Fortunately, if you drop the "Great" from your adventure, and remember that even a storytelling fella like me is really bound to live on a simple, basic human scale, it's easy enough to get grounded again. So that's what I'm aiming for. Which is not to say that I am not going to keep chasing adventure. I am single-handedly inspiring a generation of Indian mountain bikers up and down the Kali River Gorge simply by taking my afternoon exercise. And I am planning on heading out to look for tigers and more wild elephants in the next few days. Hopefully, I will also have a chance to tackle some holy whitewater -- rafting the Ganges, anyone -- and am thinking that at the least I'll make tracks up 2-3 of the major Kumaon trekking routes before the spring is out.
Despite these promising plans, being back in Dharchula has not really been all that easy.
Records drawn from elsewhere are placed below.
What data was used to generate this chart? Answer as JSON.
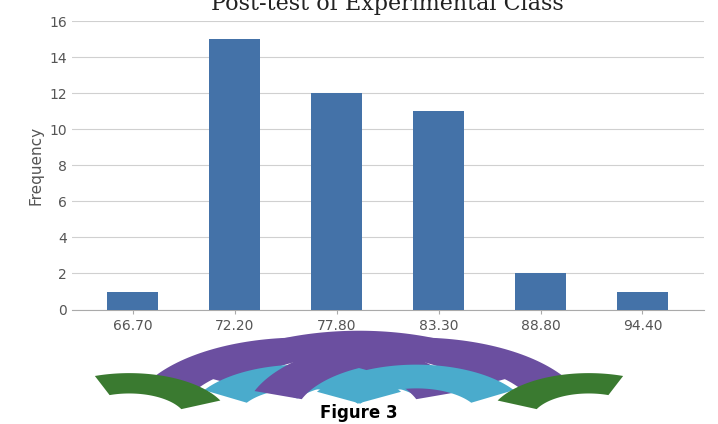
{
  "title": "Post-test of Experimental Class",
  "xlabel": "",
  "ylabel": "Frequency",
  "categories": [
    "66.70",
    "72.20",
    "77.80",
    "83.30",
    "88.80",
    "94.40"
  ],
  "values": [
    1,
    15,
    12,
    11,
    2,
    1
  ],
  "bar_color": "#4472a8",
  "ylim": [
    0,
    16
  ],
  "yticks": [
    0,
    2,
    4,
    6,
    8,
    10,
    12,
    14,
    16
  ],
  "title_fontsize": 16,
  "axis_label_fontsize": 11,
  "tick_fontsize": 10,
  "background_color": "#ffffff",
  "grid_color": "#d0d0d0",
  "figure_caption": "Figure 3",
  "caption_fontsize": 12,
  "purple_color": "#6B4FA0",
  "blue_color": "#4AABCC",
  "green_color": "#3A7A30"
}
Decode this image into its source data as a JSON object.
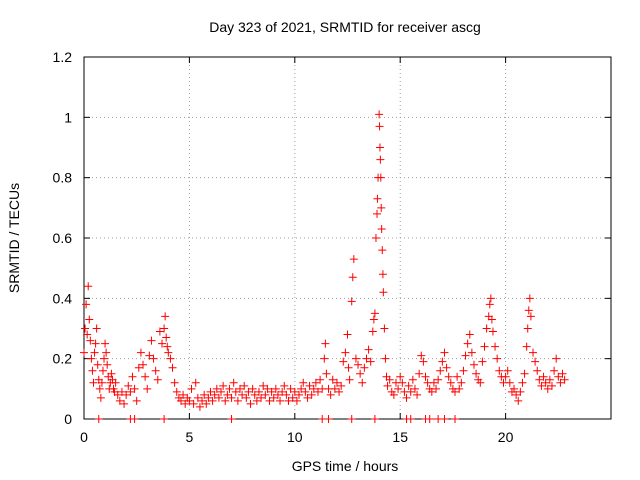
{
  "chart_data": {
    "type": "scatter",
    "title": "Day 323 of 2021, SRMTID for receiver ascg",
    "xlabel": "GPS time / hours",
    "ylabel": "SRMTID / TECUs",
    "xlim": [
      0,
      25
    ],
    "ylim": [
      0,
      1.2
    ],
    "grid": true,
    "x_ticks": [
      0,
      5,
      10,
      15,
      20
    ],
    "y_ticks": [
      0,
      0.2,
      0.4,
      0.6,
      0.8,
      1,
      1.2
    ],
    "x_tick_labels": [
      "0",
      "5",
      "10",
      "15",
      "20"
    ],
    "y_tick_labels": [
      "0",
      "0.2",
      "0.4",
      "0.6",
      "0.8",
      "1",
      "1.2"
    ],
    "marker": "+",
    "color": "#ff0000",
    "series": [
      {
        "name": "SRMTID",
        "points": [
          [
            0.0,
            0.22
          ],
          [
            0.05,
            0.3
          ],
          [
            0.1,
            0.38
          ],
          [
            0.15,
            0.28
          ],
          [
            0.2,
            0.44
          ],
          [
            0.25,
            0.33
          ],
          [
            0.3,
            0.26
          ],
          [
            0.35,
            0.2
          ],
          [
            0.4,
            0.16
          ],
          [
            0.45,
            0.12
          ],
          [
            0.5,
            0.22
          ],
          [
            0.55,
            0.25
          ],
          [
            0.6,
            0.3
          ],
          [
            0.65,
            0.18
          ],
          [
            0.7,
            0.13
          ],
          [
            0.75,
            0.1
          ],
          [
            0.8,
            0.07
          ],
          [
            0.85,
            0.12
          ],
          [
            0.9,
            0.16
          ],
          [
            0.95,
            0.2
          ],
          [
            1.0,
            0.25
          ],
          [
            1.05,
            0.22
          ],
          [
            1.1,
            0.18
          ],
          [
            1.15,
            0.14
          ],
          [
            1.2,
            0.1
          ],
          [
            1.25,
            0.12
          ],
          [
            1.3,
            0.15
          ],
          [
            1.35,
            0.13
          ],
          [
            1.4,
            0.1
          ],
          [
            1.45,
            0.09
          ],
          [
            1.5,
            0.12
          ],
          [
            1.6,
            0.08
          ],
          [
            1.7,
            0.06
          ],
          [
            1.8,
            0.09
          ],
          [
            1.9,
            0.05
          ],
          [
            2.0,
            0.08
          ],
          [
            2.1,
            0.11
          ],
          [
            2.2,
            0.09
          ],
          [
            2.3,
            0.14
          ],
          [
            2.4,
            0.1
          ],
          [
            2.5,
            0.06
          ],
          [
            2.6,
            0.17
          ],
          [
            2.7,
            0.22
          ],
          [
            2.8,
            0.18
          ],
          [
            2.9,
            0.14
          ],
          [
            3.0,
            0.1
          ],
          [
            3.1,
            0.21
          ],
          [
            3.2,
            0.26
          ],
          [
            3.3,
            0.2
          ],
          [
            3.4,
            0.16
          ],
          [
            3.5,
            0.13
          ],
          [
            3.6,
            0.29
          ],
          [
            3.7,
            0.25
          ],
          [
            3.8,
            0.3
          ],
          [
            3.85,
            0.34
          ],
          [
            3.9,
            0.27
          ],
          [
            3.95,
            0.24
          ],
          [
            4.0,
            0.22
          ],
          [
            4.1,
            0.2
          ],
          [
            4.2,
            0.17
          ],
          [
            4.3,
            0.12
          ],
          [
            4.4,
            0.09
          ],
          [
            4.5,
            0.07
          ],
          [
            4.6,
            0.06
          ],
          [
            4.7,
            0.08
          ],
          [
            4.8,
            0.05
          ],
          [
            4.9,
            0.07
          ],
          [
            5.0,
            0.06
          ],
          [
            5.1,
            0.1
          ],
          [
            5.2,
            0.05
          ],
          [
            5.3,
            0.12
          ],
          [
            5.4,
            0.07
          ],
          [
            5.5,
            0.04
          ],
          [
            5.6,
            0.06
          ],
          [
            5.7,
            0.08
          ],
          [
            5.8,
            0.05
          ],
          [
            5.9,
            0.07
          ],
          [
            6.0,
            0.09
          ],
          [
            6.1,
            0.06
          ],
          [
            6.2,
            0.08
          ],
          [
            6.3,
            0.1
          ],
          [
            6.4,
            0.07
          ],
          [
            6.5,
            0.09
          ],
          [
            6.6,
            0.11
          ],
          [
            6.7,
            0.06
          ],
          [
            6.8,
            0.08
          ],
          [
            6.9,
            0.1
          ],
          [
            7.0,
            0.07
          ],
          [
            7.1,
            0.12
          ],
          [
            7.2,
            0.09
          ],
          [
            7.3,
            0.06
          ],
          [
            7.4,
            0.1
          ],
          [
            7.5,
            0.08
          ],
          [
            7.6,
            0.11
          ],
          [
            7.7,
            0.07
          ],
          [
            7.8,
            0.09
          ],
          [
            7.9,
            0.05
          ],
          [
            8.0,
            0.1
          ],
          [
            8.1,
            0.08
          ],
          [
            8.2,
            0.06
          ],
          [
            8.3,
            0.09
          ],
          [
            8.4,
            0.07
          ],
          [
            8.5,
            0.11
          ],
          [
            8.6,
            0.08
          ],
          [
            8.7,
            0.1
          ],
          [
            8.8,
            0.06
          ],
          [
            8.9,
            0.09
          ],
          [
            9.0,
            0.07
          ],
          [
            9.1,
            0.1
          ],
          [
            9.2,
            0.08
          ],
          [
            9.3,
            0.06
          ],
          [
            9.4,
            0.09
          ],
          [
            9.5,
            0.11
          ],
          [
            9.6,
            0.08
          ],
          [
            9.7,
            0.06
          ],
          [
            9.8,
            0.1
          ],
          [
            9.9,
            0.07
          ],
          [
            10.0,
            0.09
          ],
          [
            10.1,
            0.06
          ],
          [
            10.2,
            0.08
          ],
          [
            10.3,
            0.1
          ],
          [
            10.4,
            0.12
          ],
          [
            10.5,
            0.09
          ],
          [
            10.6,
            0.07
          ],
          [
            10.7,
            0.11
          ],
          [
            10.8,
            0.08
          ],
          [
            10.9,
            0.1
          ],
          [
            11.0,
            0.12
          ],
          [
            11.1,
            0.09
          ],
          [
            11.2,
            0.13
          ],
          [
            11.3,
            0.1
          ],
          [
            11.4,
            0.2
          ],
          [
            11.45,
            0.25
          ],
          [
            11.5,
            0.15
          ],
          [
            11.6,
            0.1
          ],
          [
            11.7,
            0.08
          ],
          [
            11.8,
            0.13
          ],
          [
            11.9,
            0.1
          ],
          [
            12.0,
            0.12
          ],
          [
            12.1,
            0.09
          ],
          [
            12.2,
            0.11
          ],
          [
            12.3,
            0.19
          ],
          [
            12.4,
            0.22
          ],
          [
            12.5,
            0.28
          ],
          [
            12.55,
            0.17
          ],
          [
            12.6,
            0.13
          ],
          [
            12.7,
            0.39
          ],
          [
            12.75,
            0.47
          ],
          [
            12.8,
            0.53
          ],
          [
            12.9,
            0.2
          ],
          [
            13.0,
            0.18
          ],
          [
            13.1,
            0.15
          ],
          [
            13.2,
            0.12
          ],
          [
            13.3,
            0.17
          ],
          [
            13.4,
            0.2
          ],
          [
            13.5,
            0.23
          ],
          [
            13.6,
            0.19
          ],
          [
            13.7,
            0.29
          ],
          [
            13.75,
            0.33
          ],
          [
            13.8,
            0.35
          ],
          [
            13.85,
            0.6
          ],
          [
            13.9,
            0.68
          ],
          [
            13.92,
            0.73
          ],
          [
            13.95,
            0.8
          ],
          [
            14.0,
            1.01
          ],
          [
            14.02,
            0.97
          ],
          [
            14.04,
            0.9
          ],
          [
            14.06,
            0.86
          ],
          [
            14.08,
            0.8
          ],
          [
            14.1,
            0.7
          ],
          [
            14.12,
            0.63
          ],
          [
            14.15,
            0.56
          ],
          [
            14.18,
            0.48
          ],
          [
            14.2,
            0.42
          ],
          [
            14.25,
            0.3
          ],
          [
            14.3,
            0.2
          ],
          [
            14.35,
            0.14
          ],
          [
            14.4,
            0.11
          ],
          [
            14.5,
            0.13
          ],
          [
            14.6,
            0.09
          ],
          [
            14.7,
            0.08
          ],
          [
            14.8,
            0.12
          ],
          [
            14.9,
            0.1
          ],
          [
            15.0,
            0.14
          ],
          [
            15.1,
            0.12
          ],
          [
            15.2,
            0.09
          ],
          [
            15.3,
            0.07
          ],
          [
            15.4,
            0.11
          ],
          [
            15.5,
            0.09
          ],
          [
            15.6,
            0.13
          ],
          [
            15.7,
            0.1
          ],
          [
            15.8,
            0.08
          ],
          [
            15.9,
            0.15
          ],
          [
            16.0,
            0.21
          ],
          [
            16.1,
            0.19
          ],
          [
            16.2,
            0.14
          ],
          [
            16.3,
            0.12
          ],
          [
            16.4,
            0.1
          ],
          [
            16.5,
            0.09
          ],
          [
            16.6,
            0.12
          ],
          [
            16.7,
            0.1
          ],
          [
            16.8,
            0.13
          ],
          [
            16.9,
            0.16
          ],
          [
            17.0,
            0.19
          ],
          [
            17.1,
            0.22
          ],
          [
            17.2,
            0.17
          ],
          [
            17.3,
            0.14
          ],
          [
            17.4,
            0.12
          ],
          [
            17.5,
            0.1
          ],
          [
            17.6,
            0.09
          ],
          [
            17.7,
            0.14
          ],
          [
            17.8,
            0.1
          ],
          [
            17.9,
            0.12
          ],
          [
            18.0,
            0.16
          ],
          [
            18.1,
            0.21
          ],
          [
            18.2,
            0.25
          ],
          [
            18.3,
            0.28
          ],
          [
            18.4,
            0.22
          ],
          [
            18.5,
            0.18
          ],
          [
            18.6,
            0.15
          ],
          [
            18.7,
            0.13
          ],
          [
            18.8,
            0.12
          ],
          [
            18.9,
            0.19
          ],
          [
            19.0,
            0.24
          ],
          [
            19.1,
            0.3
          ],
          [
            19.2,
            0.34
          ],
          [
            19.25,
            0.38
          ],
          [
            19.3,
            0.4
          ],
          [
            19.35,
            0.33
          ],
          [
            19.4,
            0.29
          ],
          [
            19.5,
            0.24
          ],
          [
            19.6,
            0.2
          ],
          [
            19.7,
            0.16
          ],
          [
            19.8,
            0.14
          ],
          [
            19.9,
            0.12
          ],
          [
            20.0,
            0.14
          ],
          [
            20.1,
            0.16
          ],
          [
            20.2,
            0.12
          ],
          [
            20.3,
            0.09
          ],
          [
            20.4,
            0.1
          ],
          [
            20.5,
            0.08
          ],
          [
            20.6,
            0.06
          ],
          [
            20.7,
            0.09
          ],
          [
            20.8,
            0.12
          ],
          [
            20.9,
            0.15
          ],
          [
            21.0,
            0.24
          ],
          [
            21.05,
            0.3
          ],
          [
            21.1,
            0.36
          ],
          [
            21.15,
            0.4
          ],
          [
            21.2,
            0.34
          ],
          [
            21.3,
            0.22
          ],
          [
            21.4,
            0.19
          ],
          [
            21.5,
            0.16
          ],
          [
            21.6,
            0.13
          ],
          [
            21.7,
            0.11
          ],
          [
            21.8,
            0.14
          ],
          [
            21.9,
            0.12
          ],
          [
            22.0,
            0.1
          ],
          [
            22.1,
            0.13
          ],
          [
            22.2,
            0.11
          ],
          [
            22.3,
            0.16
          ],
          [
            22.4,
            0.2
          ],
          [
            22.5,
            0.14
          ],
          [
            22.6,
            0.12
          ],
          [
            22.7,
            0.15
          ],
          [
            22.8,
            0.13
          ]
        ],
        "zero_points": [
          0.7,
          2.2,
          2.4,
          3.8,
          7.0,
          11.3,
          11.6,
          12.7,
          13.8,
          15.3,
          15.5,
          16.2,
          16.4,
          16.8,
          17.1,
          17.6
        ]
      }
    ]
  }
}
The town really is pretty shifty, with plenty of short-term interests, including the local dam contractors, road-builders and a host of military installations heightening the all but overwhelming sense that the flux of this particular place -- at the meeting point between the Tibetan plateau and the great Nepali ranges -- poses so many threats to the natural world, and a whole way of life, that it's almost beyond articulation. Ultimately, it's tough to think as the mountains where we currently find ourselves as much of a backdrop to the adrenaline sports that have been my lifeline for so long.
It's a perspective I'm sure I'll continue to wrestle with....
These are just some thoughts I've been having as I get ready to mount my next set of conquests, of course; it is tough to see such desperation so up close and personal for so many weeks and days without being touched by it. It makes fodder for other stories, but not the ones I had planned on telling. As I writer, I've been trying to develop my sensitivity to these differences -- and I hope that you, my readers, will abide some of this meandering of the mind while I sort this out.